Photos: In the upper photo, Lockheed Martin photographer Russ Underwood captured the Gravity Probe B spacecraft on November 10, 2003 (Press Day) from a high perch in the vehicle processing room. Assuming that the reworking and testing of the ECU continues on schedule, the spacecraft will be returned to this launch-ready state by March, 2004. The lower photo shows the ECU (black box), which was removed from the spacecraft, on a test bench at Lockheed Martin in Palo Alto, CA. Click on the thumbnails to view enlargements of the photos.

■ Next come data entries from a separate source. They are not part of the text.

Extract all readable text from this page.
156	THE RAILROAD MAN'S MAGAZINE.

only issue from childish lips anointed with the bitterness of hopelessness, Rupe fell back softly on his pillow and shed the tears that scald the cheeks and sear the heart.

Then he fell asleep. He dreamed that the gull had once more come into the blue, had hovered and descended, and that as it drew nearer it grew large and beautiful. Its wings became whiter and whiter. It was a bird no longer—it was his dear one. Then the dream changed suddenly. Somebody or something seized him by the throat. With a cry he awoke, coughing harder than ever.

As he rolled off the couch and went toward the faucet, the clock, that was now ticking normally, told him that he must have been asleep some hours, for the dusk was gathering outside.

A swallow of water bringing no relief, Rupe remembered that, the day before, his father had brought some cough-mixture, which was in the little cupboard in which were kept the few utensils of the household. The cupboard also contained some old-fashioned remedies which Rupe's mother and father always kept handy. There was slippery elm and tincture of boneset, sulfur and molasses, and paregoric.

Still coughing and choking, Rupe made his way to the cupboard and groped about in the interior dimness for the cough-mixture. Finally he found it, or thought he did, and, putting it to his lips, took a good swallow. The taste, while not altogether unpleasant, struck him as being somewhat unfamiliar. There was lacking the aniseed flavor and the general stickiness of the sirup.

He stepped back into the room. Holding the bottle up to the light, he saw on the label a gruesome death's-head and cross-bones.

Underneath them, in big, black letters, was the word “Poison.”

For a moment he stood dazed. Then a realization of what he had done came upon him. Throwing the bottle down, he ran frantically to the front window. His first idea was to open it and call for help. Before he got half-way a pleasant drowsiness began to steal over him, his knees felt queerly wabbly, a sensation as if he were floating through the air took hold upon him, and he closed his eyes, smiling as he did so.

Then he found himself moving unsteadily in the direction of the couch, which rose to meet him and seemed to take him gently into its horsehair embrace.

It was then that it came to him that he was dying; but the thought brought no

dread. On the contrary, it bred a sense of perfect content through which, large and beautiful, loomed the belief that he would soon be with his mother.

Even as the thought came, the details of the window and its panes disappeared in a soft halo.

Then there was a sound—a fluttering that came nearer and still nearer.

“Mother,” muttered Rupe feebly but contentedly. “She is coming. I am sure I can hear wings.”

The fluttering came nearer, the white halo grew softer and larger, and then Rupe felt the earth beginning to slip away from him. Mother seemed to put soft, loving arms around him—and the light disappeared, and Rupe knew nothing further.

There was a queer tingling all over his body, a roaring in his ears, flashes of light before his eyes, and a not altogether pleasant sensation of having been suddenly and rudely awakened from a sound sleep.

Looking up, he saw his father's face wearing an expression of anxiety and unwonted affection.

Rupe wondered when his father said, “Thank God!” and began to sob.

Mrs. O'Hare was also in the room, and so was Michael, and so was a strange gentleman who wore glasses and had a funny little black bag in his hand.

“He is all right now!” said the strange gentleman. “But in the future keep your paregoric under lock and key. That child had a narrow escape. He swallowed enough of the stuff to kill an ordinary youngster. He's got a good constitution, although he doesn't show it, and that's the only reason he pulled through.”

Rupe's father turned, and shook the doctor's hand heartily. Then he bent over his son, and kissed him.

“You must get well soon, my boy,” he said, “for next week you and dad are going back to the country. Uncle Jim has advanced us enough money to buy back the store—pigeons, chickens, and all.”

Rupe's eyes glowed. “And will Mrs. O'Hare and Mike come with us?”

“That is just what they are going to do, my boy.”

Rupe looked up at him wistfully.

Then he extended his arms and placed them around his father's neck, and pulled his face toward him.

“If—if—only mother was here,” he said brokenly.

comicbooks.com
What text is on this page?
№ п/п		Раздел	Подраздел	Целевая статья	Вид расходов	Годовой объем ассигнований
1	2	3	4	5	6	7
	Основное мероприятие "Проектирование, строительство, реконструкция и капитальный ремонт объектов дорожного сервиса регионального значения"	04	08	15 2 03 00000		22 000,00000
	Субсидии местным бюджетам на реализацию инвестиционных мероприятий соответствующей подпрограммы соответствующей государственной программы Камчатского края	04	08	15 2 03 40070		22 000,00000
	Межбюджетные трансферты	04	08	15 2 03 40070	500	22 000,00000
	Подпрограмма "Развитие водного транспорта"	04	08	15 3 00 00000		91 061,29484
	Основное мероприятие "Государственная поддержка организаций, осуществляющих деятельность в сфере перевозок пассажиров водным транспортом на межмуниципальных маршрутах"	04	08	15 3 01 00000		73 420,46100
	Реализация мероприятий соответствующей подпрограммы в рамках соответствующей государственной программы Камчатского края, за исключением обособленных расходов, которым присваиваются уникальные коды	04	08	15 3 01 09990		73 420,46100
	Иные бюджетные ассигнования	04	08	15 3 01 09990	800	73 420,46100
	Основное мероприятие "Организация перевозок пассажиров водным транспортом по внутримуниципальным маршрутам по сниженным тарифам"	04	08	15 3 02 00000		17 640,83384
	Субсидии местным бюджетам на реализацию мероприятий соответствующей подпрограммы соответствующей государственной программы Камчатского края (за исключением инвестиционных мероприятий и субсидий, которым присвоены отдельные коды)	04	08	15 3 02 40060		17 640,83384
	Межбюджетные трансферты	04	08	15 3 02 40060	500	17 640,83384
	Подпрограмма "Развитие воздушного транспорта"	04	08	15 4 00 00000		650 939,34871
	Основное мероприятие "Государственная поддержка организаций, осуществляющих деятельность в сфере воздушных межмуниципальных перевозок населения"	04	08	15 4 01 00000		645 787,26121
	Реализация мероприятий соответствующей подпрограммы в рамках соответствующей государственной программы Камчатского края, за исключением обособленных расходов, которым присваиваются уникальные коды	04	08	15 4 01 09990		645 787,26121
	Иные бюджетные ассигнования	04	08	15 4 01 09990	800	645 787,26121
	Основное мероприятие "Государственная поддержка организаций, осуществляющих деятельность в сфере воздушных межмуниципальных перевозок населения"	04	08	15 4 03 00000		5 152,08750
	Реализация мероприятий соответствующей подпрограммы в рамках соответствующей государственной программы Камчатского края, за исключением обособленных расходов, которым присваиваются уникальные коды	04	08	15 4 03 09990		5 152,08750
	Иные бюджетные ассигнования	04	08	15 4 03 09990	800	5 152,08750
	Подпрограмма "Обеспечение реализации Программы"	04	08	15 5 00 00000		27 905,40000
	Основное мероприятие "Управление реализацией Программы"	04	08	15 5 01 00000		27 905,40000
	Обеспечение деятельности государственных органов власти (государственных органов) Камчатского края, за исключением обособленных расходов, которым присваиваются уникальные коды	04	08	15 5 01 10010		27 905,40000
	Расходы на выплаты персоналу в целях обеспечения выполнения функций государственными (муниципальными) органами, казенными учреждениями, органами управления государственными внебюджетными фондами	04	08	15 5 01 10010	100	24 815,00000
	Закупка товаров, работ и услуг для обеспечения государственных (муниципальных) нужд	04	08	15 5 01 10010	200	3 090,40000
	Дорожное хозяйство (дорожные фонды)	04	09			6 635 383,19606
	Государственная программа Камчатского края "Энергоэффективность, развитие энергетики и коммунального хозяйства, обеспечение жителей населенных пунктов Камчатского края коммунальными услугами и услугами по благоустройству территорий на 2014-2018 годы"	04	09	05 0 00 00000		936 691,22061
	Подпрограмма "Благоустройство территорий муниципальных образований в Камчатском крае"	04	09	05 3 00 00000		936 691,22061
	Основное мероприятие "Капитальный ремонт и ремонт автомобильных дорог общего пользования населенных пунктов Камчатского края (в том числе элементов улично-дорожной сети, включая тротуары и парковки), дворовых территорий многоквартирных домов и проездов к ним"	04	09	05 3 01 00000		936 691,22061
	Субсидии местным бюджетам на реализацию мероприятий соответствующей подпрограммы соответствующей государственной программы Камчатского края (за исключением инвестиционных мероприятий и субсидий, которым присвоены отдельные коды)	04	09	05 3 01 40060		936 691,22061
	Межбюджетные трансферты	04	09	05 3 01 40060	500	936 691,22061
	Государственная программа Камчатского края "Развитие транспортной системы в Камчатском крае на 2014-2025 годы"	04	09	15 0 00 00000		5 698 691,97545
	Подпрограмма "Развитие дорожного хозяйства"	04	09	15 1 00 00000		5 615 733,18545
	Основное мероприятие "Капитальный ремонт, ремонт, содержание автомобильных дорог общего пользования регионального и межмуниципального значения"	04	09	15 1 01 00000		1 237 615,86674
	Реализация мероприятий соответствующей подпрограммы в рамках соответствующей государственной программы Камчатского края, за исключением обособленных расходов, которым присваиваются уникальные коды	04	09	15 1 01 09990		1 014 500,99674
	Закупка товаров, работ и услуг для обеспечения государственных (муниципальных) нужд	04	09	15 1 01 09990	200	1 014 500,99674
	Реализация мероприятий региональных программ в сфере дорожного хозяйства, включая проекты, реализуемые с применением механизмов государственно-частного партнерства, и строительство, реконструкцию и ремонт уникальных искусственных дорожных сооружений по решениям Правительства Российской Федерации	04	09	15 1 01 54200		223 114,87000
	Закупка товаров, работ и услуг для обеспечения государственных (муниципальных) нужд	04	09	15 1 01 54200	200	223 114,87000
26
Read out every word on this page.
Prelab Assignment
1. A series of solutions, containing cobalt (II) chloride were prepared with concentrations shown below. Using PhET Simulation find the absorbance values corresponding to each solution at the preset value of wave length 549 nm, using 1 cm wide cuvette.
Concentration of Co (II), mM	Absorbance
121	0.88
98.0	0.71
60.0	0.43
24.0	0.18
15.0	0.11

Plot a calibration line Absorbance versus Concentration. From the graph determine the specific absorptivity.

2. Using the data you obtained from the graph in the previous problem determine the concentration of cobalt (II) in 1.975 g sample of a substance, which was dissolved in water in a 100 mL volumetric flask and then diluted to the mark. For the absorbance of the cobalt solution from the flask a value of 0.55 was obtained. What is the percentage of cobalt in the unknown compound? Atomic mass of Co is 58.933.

Gravity Probe B will be the lead story tomorrow (Saturday, January 24, 2004) in two Internet publications: TechNewsWorld and E-Commerce Times. It was also featured in the Tech Wednesday section of on New Year's eve.

On Sunday evening, December 28, 2003, the Cover story on the CBS Evening News was on the subject of time—examined from both human and cosmic perspectives. The story featured interviews with a manager from Torneau Time Machines (the largest watch store in New York City), physicist Brian Greene (a proponent of String Theory), and our own Gravity Probe B Principal Investigator, Francis Everitt. Typical of television news, the entire story lasted a little over three minutes, but it was heart warming to see Francis and our spacecraft on the national news. Perhaps the best sound byte from Francis was a quote from St. Augustine that CBS chose not to use: "What was God doing before he made heaven and earth? ... He was preparing hell for those that would pry into such profound mysteries."